Leadership

Kelly the Intern

Written by ProfitGuide Staff

I’ve heard rumours that two of my employees are having an affair — and both are married with young kids. Should I step in?
— Len K., Windsor, Ont.

This is a tricky one, Len. Turning a blind eye would be easiest to do, but the HR consultants, business-behaviour experts and etiquette coaches I polled agreed that, if ignored, the situation could blow up in your face.

First, there’s the disruption that the affair is causing in the workplace. The cheaters themselves are probably less productive than usual, and the rest of your employees are clearly gossiping about the relationship, which is a definite distraction.

It gets worse. Your employees represent your brand. What if customers and prospects become aware of the relationship? Fair or not, some of them may feel that if the pair is unable to keep their personal obligations, they may not be able to keep their business promises, and may even question the values of your company as a whole.

What to do? According to one labour and employment lawyer I spoke with, it’s highly unlikely you could legally fire the adulterers with cause. (Blame the Supreme Court of Canada, which has set a very high bar on what amounts to cause for termination.)

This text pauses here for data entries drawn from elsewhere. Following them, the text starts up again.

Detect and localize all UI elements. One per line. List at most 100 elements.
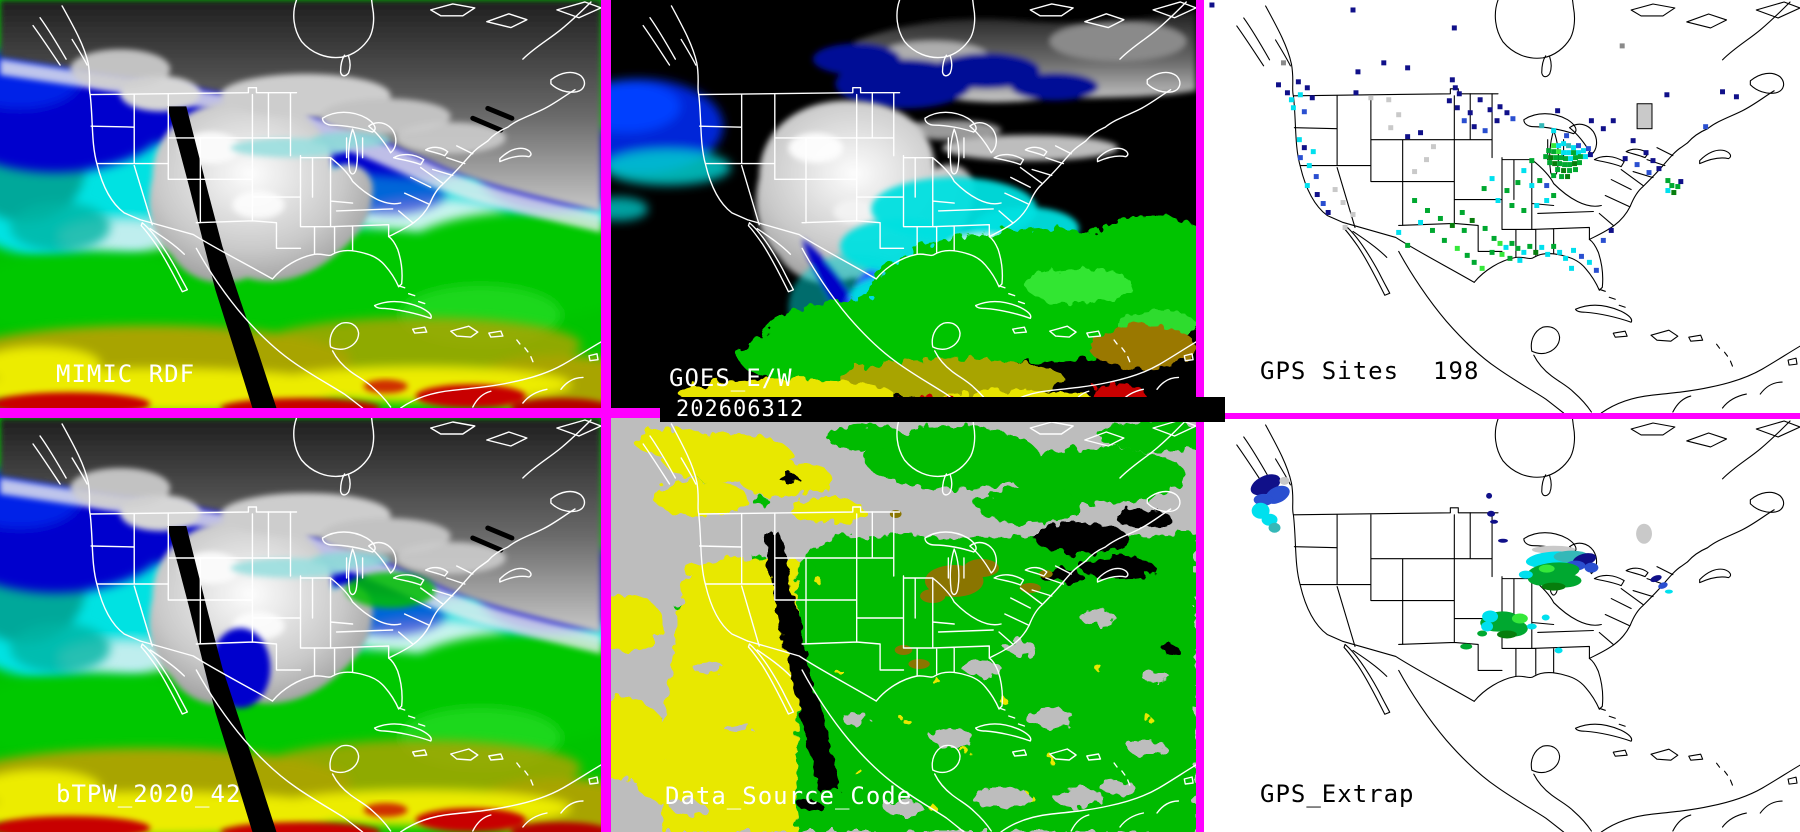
gps-site-marker — [1310, 149, 1316, 155]
gps-site-marker — [1405, 65, 1411, 71]
gps-site-marker — [1479, 265, 1485, 271]
panel-label: GOES_E/W — [669, 364, 793, 392]
gps-site-marker — [1551, 149, 1557, 155]
gps-site-marker — [1517, 257, 1523, 263]
gps-extrap-blob — [1460, 643, 1473, 650]
gps-site-marker — [1539, 244, 1545, 250]
gps-site-marker — [1507, 255, 1513, 261]
gps-site-marker — [1482, 128, 1488, 134]
gps-site-marker — [1555, 167, 1561, 173]
gps-site-marker — [1600, 237, 1606, 243]
gps-site-marker — [1552, 161, 1558, 167]
gps-site-marker — [1544, 183, 1550, 189]
gps-site-marker — [1509, 203, 1515, 208]
gps-site-marker — [1533, 249, 1539, 255]
gps-extrap-blob — [1481, 621, 1494, 632]
gps-site-marker — [1297, 155, 1303, 161]
gps-site-marker — [1646, 170, 1652, 176]
gps-extrap-blob — [1541, 582, 1566, 591]
gps-site-marker — [1489, 249, 1495, 255]
gps-site-marker — [1578, 253, 1584, 259]
gps-site-marker — [1487, 107, 1493, 113]
gps-site-marker — [1449, 77, 1455, 83]
gps-site-marker — [1452, 85, 1458, 91]
gps-sites-count: 198 — [1433, 357, 1480, 385]
gps-extrap-blob — [1538, 564, 1555, 573]
gps-site-marker — [1386, 97, 1392, 103]
gps-site-marker — [1461, 118, 1467, 124]
gps-site-marker — [1464, 252, 1470, 258]
goes-ew-map-image — [611, 0, 1196, 408]
gps-site-marker — [1557, 161, 1563, 167]
gps-extrap-blob — [1268, 522, 1281, 533]
panel-label: MIMIC RDF — [56, 360, 196, 388]
gps-site-marker — [1669, 183, 1675, 189]
panel-divider-vertical-1 — [601, 0, 611, 832]
gps-site-marker — [1553, 155, 1559, 161]
gps-site-marker — [1703, 124, 1709, 130]
gps-site-marker — [1600, 126, 1606, 132]
gps-site-marker — [1297, 92, 1303, 98]
gps-site-marker — [1569, 265, 1575, 271]
gps-site-marker — [1650, 158, 1656, 164]
gps-site-marker — [1622, 156, 1628, 162]
gps-extrap-blob — [1482, 610, 1499, 623]
gps-site-marker — [1405, 134, 1411, 140]
gps-extrap-blob — [1497, 630, 1517, 639]
gps-site-marker — [1571, 247, 1577, 253]
gps-site-marker — [1388, 125, 1394, 131]
gps-site-marker — [1504, 110, 1510, 116]
gps-site-marker — [1576, 160, 1582, 166]
gps-site-marker — [1350, 7, 1356, 13]
gps-extrap-blob — [1487, 510, 1496, 517]
gps-site-marker — [1593, 267, 1599, 273]
panel-divider-horizontal-right — [1204, 413, 1800, 419]
timestamp-text: 202606312 — [676, 397, 805, 422]
panel-divider-horizontal-left — [0, 408, 601, 418]
panel-label: Data_Source_Code — [665, 782, 913, 810]
gps-site-marker — [1630, 138, 1636, 144]
gps-site-marker — [1557, 249, 1563, 255]
gps-site-marker — [1558, 155, 1564, 161]
gps-site-marker — [1313, 174, 1319, 180]
gps-site-marker — [1350, 211, 1356, 217]
gps-extrap-blob — [1253, 493, 1274, 506]
gps-site-marker — [1619, 43, 1625, 49]
gps-site-marker — [1608, 227, 1614, 233]
gps-site-marker — [1551, 143, 1557, 149]
data-source-code-map-image — [611, 418, 1196, 832]
gps-site-marker — [1551, 193, 1557, 199]
gps-site-marker — [1555, 108, 1561, 114]
gps-extrap-blob — [1658, 582, 1668, 589]
gps-site-marker — [1446, 98, 1452, 104]
gps-extrap-blob — [1650, 575, 1662, 583]
panel-btpw: bTPW_2020_42 — [0, 418, 601, 832]
gps-site-marker — [1424, 157, 1429, 163]
gps-extrap-blob — [1541, 614, 1550, 621]
gps-site-marker — [1454, 105, 1460, 111]
gps-site-marker — [1209, 2, 1215, 8]
gps-site-marker — [1559, 174, 1565, 180]
gps-site-marker — [1489, 176, 1495, 182]
gps-site-marker — [1665, 178, 1671, 184]
gps-site-marker — [1587, 152, 1593, 158]
gps-site-marker — [1573, 167, 1578, 173]
gps-site-marker — [1566, 150, 1572, 156]
gps-site-marker — [1678, 179, 1684, 185]
gps-site-marker — [1494, 118, 1500, 124]
gps-site-marker — [1320, 201, 1326, 207]
gps-site-marker — [1504, 188, 1510, 194]
gps-site-marker — [1412, 198, 1418, 204]
gps-site-marker — [1495, 198, 1501, 204]
gps-site-marker — [1418, 219, 1424, 225]
gps-sites-title: GPS Sites — [1260, 357, 1400, 385]
gps-site-marker — [1497, 240, 1503, 246]
gps-extrap-blob — [1526, 623, 1537, 630]
gps-site-marker — [1582, 154, 1588, 160]
gps-site-marker — [1469, 217, 1475, 223]
gps-site-marker — [1656, 166, 1662, 172]
gps-site-marker — [1544, 198, 1550, 204]
gps-extrap-blob — [1518, 570, 1533, 579]
gps-site-marker — [1509, 240, 1515, 246]
gps-site-marker — [1340, 200, 1346, 206]
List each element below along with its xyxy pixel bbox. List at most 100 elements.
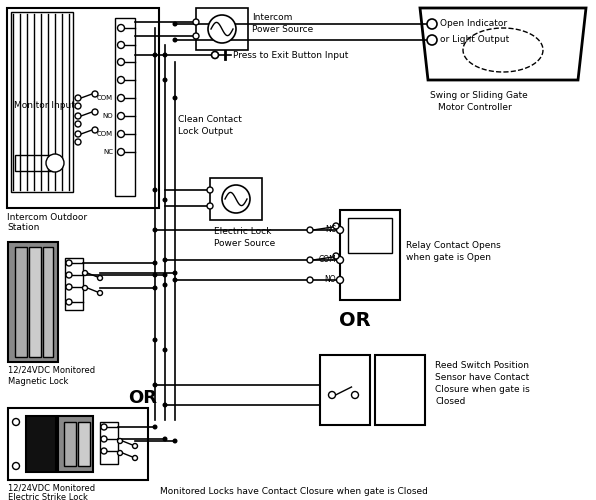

So, you have very little choice but to take the uncomfortable step of speaking to the parties directly. Tell them that people are talking, and that their affair is negatively affecting the workplace. Ask them how they see the relationship playing out: if they plan to end the affair, then your problem is solved; if at least one of them leaves the company, then the problem of reduced productivity and office gossip will diminish — although you’ll still have one adulterer on your staff. And if they plan to continue? Then you might just have to turn that blind eye. Unfortunately, intra-office adultery is one of those nasty problems for which there’s no guaranteed solution.

What’s it like for an entrepreneur on the day their company goes public?
— Sandra M., Victoria

When Gord Reykdal’s payday loan company Rentcash began trading on the Toronto Stock Exchange, the bourse’s management team took him on a tour of the trading floor, served him champagne and treated him to a celebratory dinner. But other CEOs, like Energy Savings Income Fund’s Rebecca MacDonald, say the day was business as usual — except for the occasional online check of their firm’s share price.

MacDonald says what’s more noteworthy is what happens directly before and after the initial public offering. She fondly recalls her “road show,” the multi-city tour on which CEOs talk up their company with potential investors. “It’s very exciting, but very scary,” says MacDonald, who prepared for two months. “If you’re not successful at the road show, you’re not going public.”

Another preparation for the big day can include education. Some CEOs receive media training; others spend time learning how to make the transition from private to public. The shift can be very difficult. One Vancouver-based CEO, who requested anonymity, admitted that going public means you “go from being extremely entrepreneurial to being extremely accountable.” In the weeks following his IPO, he received calls from shareholders questioning his every move: “There’s no IQ test to buy shares. Suddenly, idiots can be your boss.” He once went to an online message board to see what people were saying about his company: “It’s upsetting. People second-guess everything you do.” He never went to the board again.